Authors: Verzele, Nathalie A. J.; Chua, Brendon Y.; Law, Charity W.; Zhang, Albert; Ritchie, Matthew E.; Wightman, Oliver; Edwards, Isaac N.; Hulme, Katina D.; Bloxham, Conor J.; Bielefeldt‐Ohmann, Helle; Trewella, Matthew W.; Moe, Aung Aung Kywe; Chew, Keng Yih; Mazzone, Stuart B.; Short, Kirsty R.; McGovern, Alice E.
Online: https://faseb.onlinelibrary.wiley.com/doi/abs/10.1096/fj.202001509R
Issue: FASEB J . 2021 Mar;35(3):e21320.
Abstract
Influenza A virus (IAV) is rapidly detected in the airways by the immune system, with resident parenchymal cells and leukocytes orchestrating viral sensing and the induction of antiviral inflammatory responses.
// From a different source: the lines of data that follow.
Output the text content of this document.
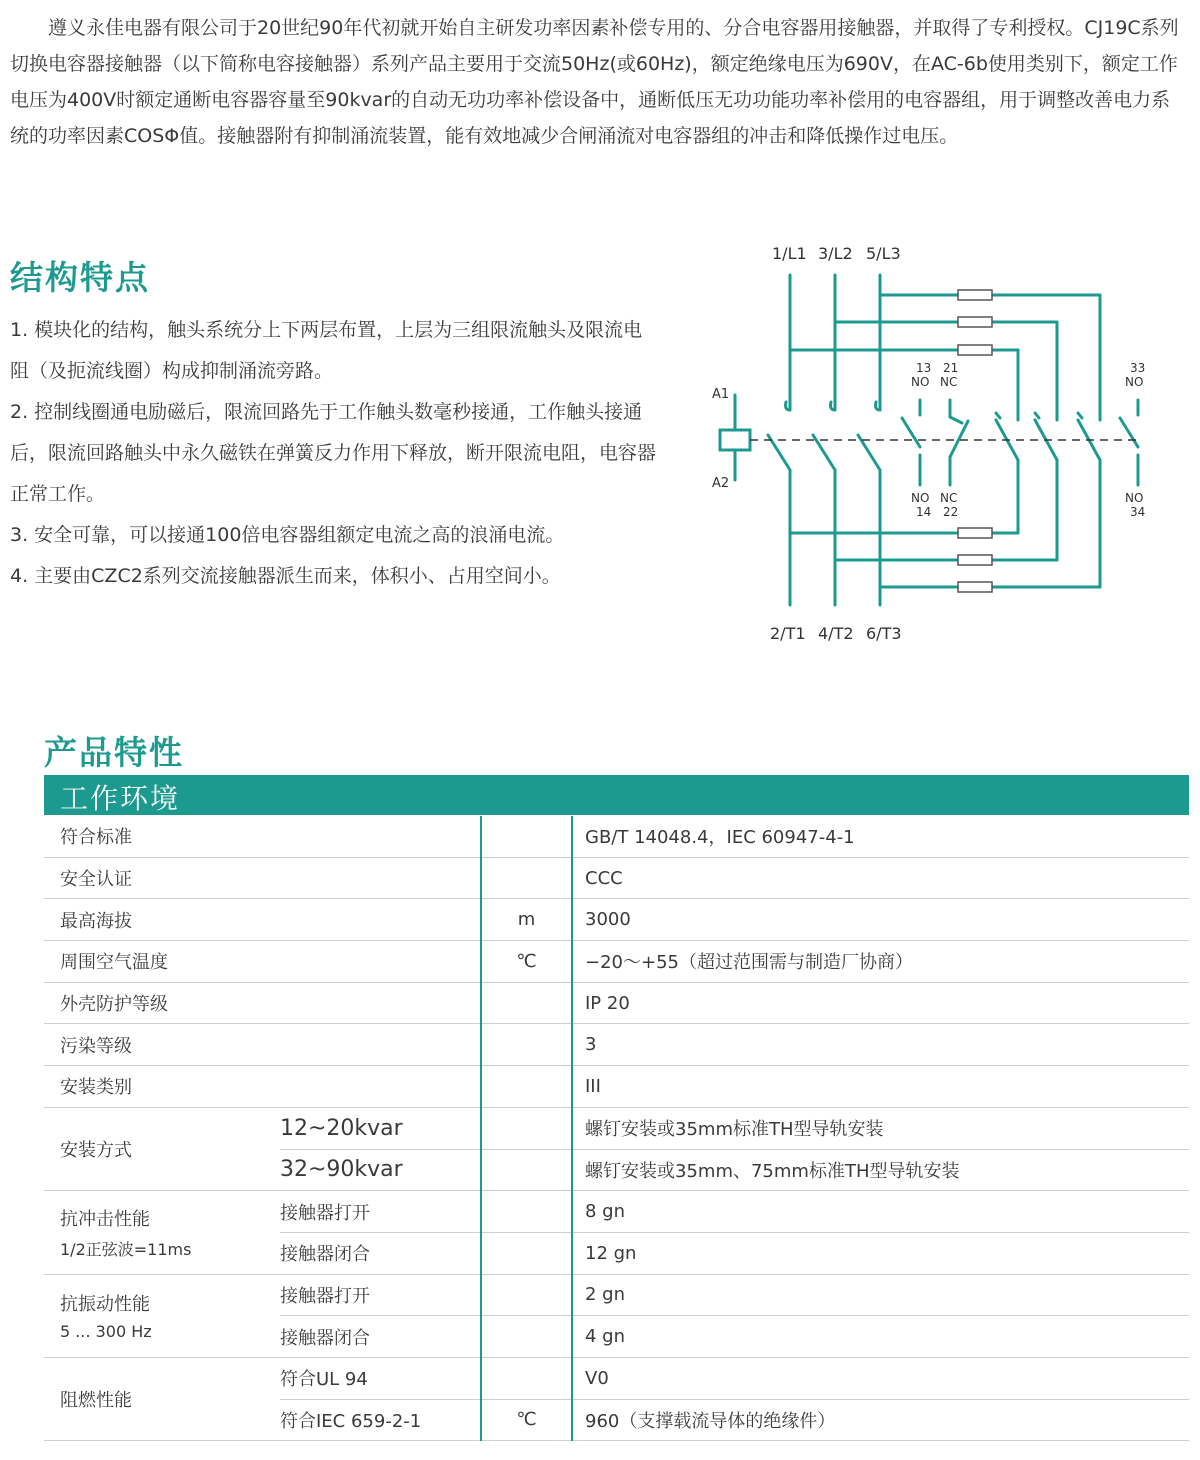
遵义永佳电器有限公司于20世纪90年代初就开始自主研发功率因素补偿专用的、分合电容器用接触器，并取得了专利授权。CJ19C系列切换电容器接触器（以下简称电容接触器）系列产品主要用于交流50Hz(或60Hz)，额定绝缘电压为690V，在AC-6b使用类别下，额定工作电压为400V时额定通断电容器容量至90kvar的自动无功功率补偿设备中，通断低压无功功能功率补偿用的电容器组，用于调整改善电力系统的功率因素COSΦ值。接触器附有抑制涌流装置，能有效地减少合闸涌流对电容器组的冲击和降低操作过电压。

结构特点

1. 模块化的结构，触头系统分上下两层布置，上层为三组限流触头及限流电阻（及扼流线圈）构成抑制涌流旁路。

2. 控制线圈通电励磁后，限流回路先于工作触头数毫秒接通，工作触头接通后，限流回路触头中永久磁铁在弹簧反力作用下释放，断开限流电阻，电容器正常工作。

3. 安全可靠，可以接通100倍电容器组额定电流之高的浪涌电流。

4. 主要由CZC2系列交流接触器派生而来，体积小、占用空间小。

1/L1 3/L2 5/L3
2/T1 4/T2 6/T3
A1
A2
13
NO
21
NC
33
NO
NO
14
NC
22
NO
34
产品特性
工作环境
符合标准			GB/T 14048.4，IEC 60947-4-1
安全认证			CCC
最高海拔		m	3000
周围空气温度		℃	−20～+55（超过范围需与制造厂协商）
外壳防护等级			IP 20
污染等级			3
安装类别			III
安装方式	12~20kvar		螺钉安装或35mm标准TH型导轨安装
	32~90kvar		螺钉安装或35mm、75mm标准TH型导轨安装
抗冲击性能
1/2正弦波=11ms	接触器打开		8 gn
	接触器闭合		12 gn
抗振动性能
5 ... 300 Hz	接触器打开		2 gn
	接触器闭合		4 gn
阻燃性能	符合UL 94		V0
	符合IEC 659-2-1	℃	960（支撑载流导体的绝缘件）
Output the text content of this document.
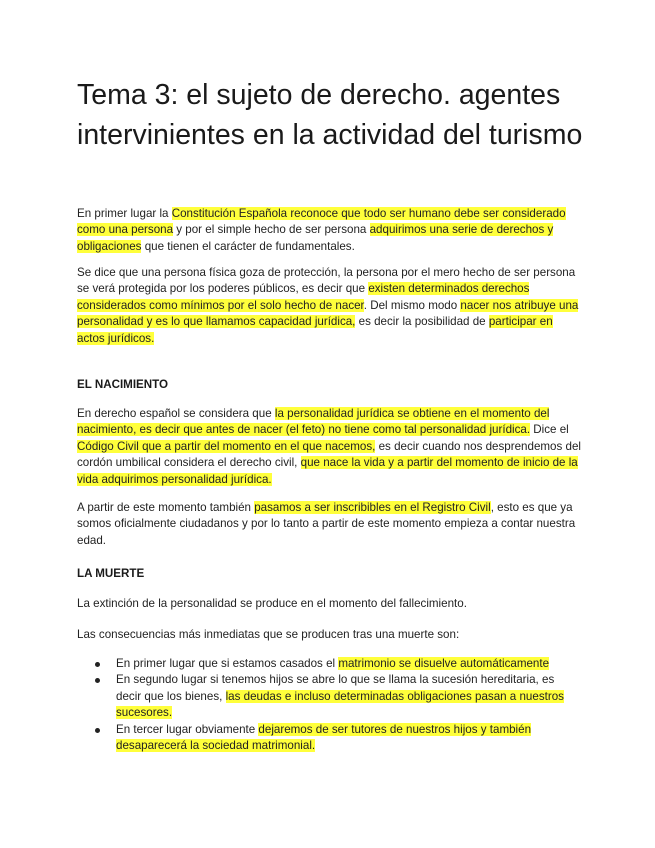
Tema 3: el sujeto de derecho. agentes intervinientes en la actividad del turismo

En primer lugar la Constitución Española reconoce que todo ser humano debe ser considerado como una persona y por el simple hecho de ser persona adquirimos una serie de derechos y obligaciones que tienen el carácter de fundamentales.

Se dice que una persona física goza de protección, la persona por el mero hecho de ser persona se verá protegida por los poderes públicos, es decir que existen determinados derechos considerados como mínimos por el solo hecho de nacer. Del mismo modo nacer nos atribuye una personalidad y es lo que llamamos capacidad jurídica, es decir la posibilidad de participar en actos jurídicos.

EL NACIMIENTO

En derecho español se considera que la personalidad jurídica se obtiene en el momento del nacimiento, es decir que antes de nacer (el feto) no tiene como tal personalidad jurídica. Dice el Código Civil que a partir del momento en el que nacemos, es decir cuando nos desprendemos del cordón umbilical considera el derecho civil, que nace la vida y a partir del momento de inicio de la vida adquirimos personalidad jurídica.

A partir de este momento también pasamos a ser inscribibles en el Registro Civil, esto es que ya somos oficialmente ciudadanos y por lo tanto a partir de este momento empieza a contar nuestra edad.

LA MUERTE

La extinción de la personalidad se produce en el momento del fallecimiento.

Las consecuencias más inmediatas que se producen tras una muerte son:

En primer lugar que si estamos casados el matrimonio se disuelve automáticamente
En segundo lugar si tenemos hijos se abre lo que se llama la sucesión hereditaria, es decir que los bienes, las deudas e incluso determinadas obligaciones pasan a nuestros sucesores.
En tercer lugar obviamente dejaremos de ser tutores de nuestros hijos y también desaparecerá la sociedad matrimonial.
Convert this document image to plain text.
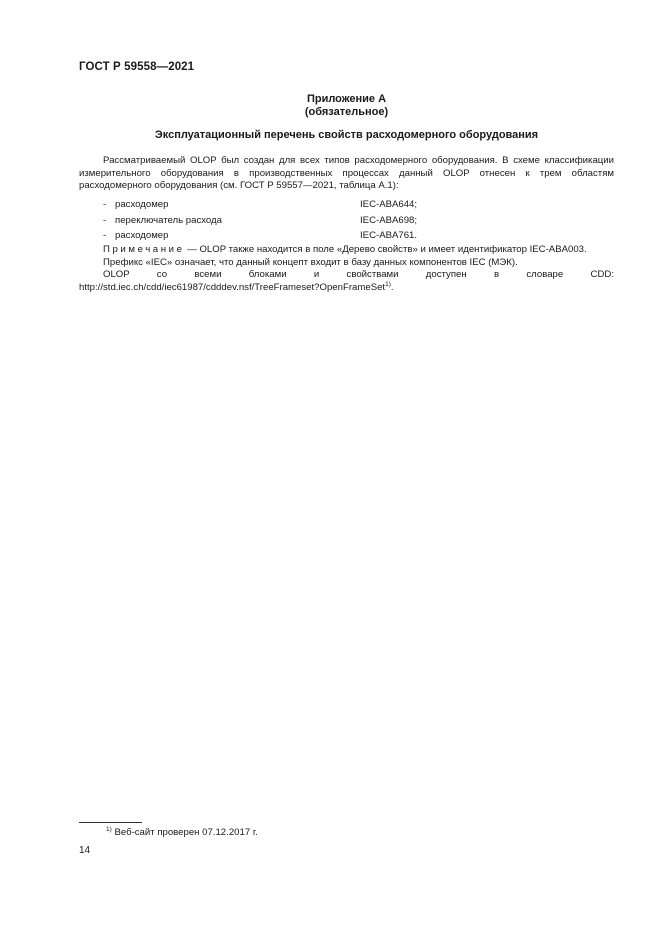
ГОСТ Р 59558—2021
Приложение А
(обязательное)
Эксплуатационный перечень свойств расходомерного оборудования

Рассматриваемый OLOP был создан для всех типов расходомерного оборудования. В схеме классификации измерительного оборудования в производственных процессах данный OLOP отнесен к трем областям расходомерного оборудования (см. ГОСТ Р 59557—2021, таблица А.1):

- расходомер	IEC-ABA644;
- переключатель расхода	IEC-ABA698;
- расходомер	IEC-ABA761.

Примечание — OLOP также находится в поле «Дерево свойств» и имеет идентификатор IEC-ABA003.

Префикс «IEC» означает, что данный концепт входит в базу данных компонентов IEC (МЭК).

OLOP со всеми блоками и свойствами доступен в словаре CDD: http://std.iec.ch/cdd/iec61987/cdddev.nsf/TreeFrameset?OpenFrameSet$^{1)}$.

$^{1)}$ Веб-сайт проверен 07.12.2017 г.
14
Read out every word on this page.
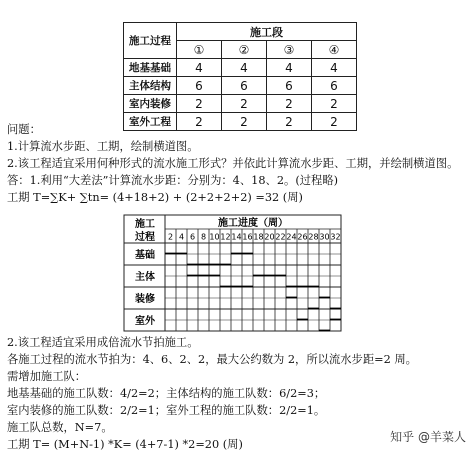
施工过程	施工段			
	①	②	③	④
地基基础	4	4	4	4
主体结构	6	6	6	6
室内装修	2	2	2	2
室外工程	2	2	2	2
问题：
1.计算流水步距、工期，绘制横道图。
2.该工程适宜采用何种形式的流水施工形式？并依此计算流水步距、工期，并绘制横道图。
答：1.利用“大差法”计算流水步距：分别为：4、18、2。(过程略)
工期 T=∑K+ ∑tn= (4+18+2) + (2+2+2+2) =32 (周)
施工
过程
施工进度（周）
2 4 6 8 10 12 14 16 18 20 22 24 26 28 30 32
基础
主体
装修
室外
2.该工程适宜采用成倍流水节拍施工。
各施工过程的流水节拍为：4、6、2、2，最大公约数为 2，所以流水步距=2 周。
需增加施工队：
地基基础的施工队数：4/2=2；主体结构的施工队数：6/2=3；
室内装修的施工队数：2/2=1；室外工程的施工队数：2/2=1。
施工队总数，N=7。
工期 T= (M+N-1) *K= (4+7-1) *2=20 (周)
知乎 @羊菜人
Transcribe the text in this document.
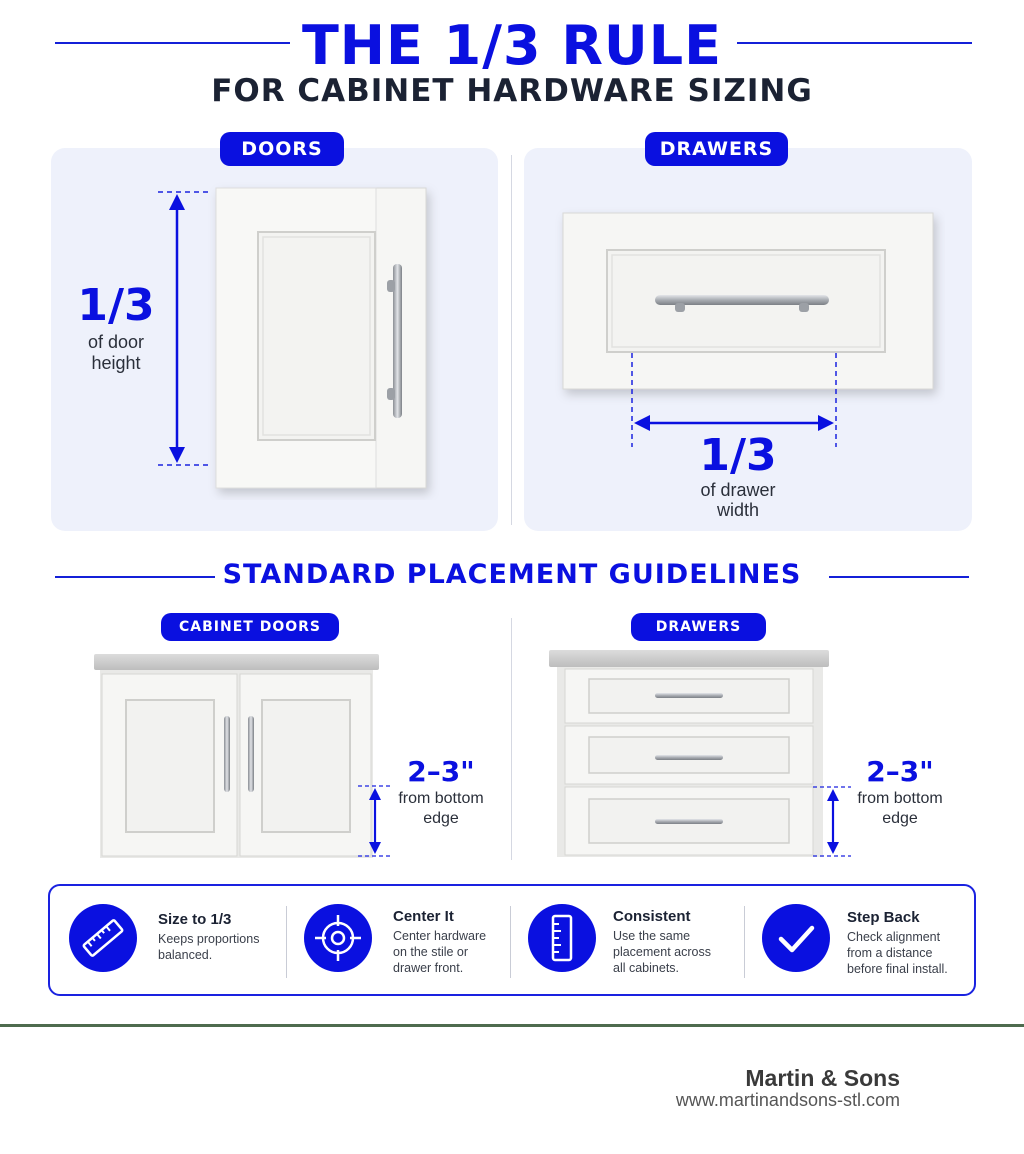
THE 1/3 RULE
FOR CABINET HARDWARE SIZING
DOORS	DRAWERS
1/3
of door
height
1/3
of drawer
width
STANDARD PLACEMENT GUIDELINES
CABINET DOORS	DRAWERS
2–3"
from bottom
edge
2–3"
from bottom
edge
Size to 1/3
Keeps proportions
balanced.
Center It
Center hardware
on the stile or
drawer front.
Consistent
Use the same
placement across
all cabinets.
Step Back
Check alignment
from a distance
before final install.
Martin & Sons
www.martinandsons-stl.com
The airways are innervated by heterogeneous populations of vagal sensory neurons which also play an important role in pulmonary defense. How these neurons respond to IAV respiratory infection remains unclear. Here, we use a murine model to provide the first evidence that vagal sensory neurons undergo significant transcriptional changes following a respiratory IAV infection. RNA sequencing on vagal sensory ganglia showed that IAV infection induced the expression of many genes associated with an antiviral and pro-inflammatory response and this was accompanied by a significant increase in inflammatory cell recruitment into the vagal ganglia. Assessment of gene expression in single-vagal sensory neurons confirmed that IAV infection induced a neuronal inflammatory phenotype, which was most prominent in bronchopulmonary neurons, and also evident in some neurons innervating other organs. The altered transcriptome could be mimicked by intranasal treatment with cytokines and the lung homogenates of infected mice, in the absence of infectious virus. These data argue that IAV pulmonary infection and subsequent inflammation induces vagal sensory ganglia neuroinflammation and this may have important implications for IAV-induced morbidity.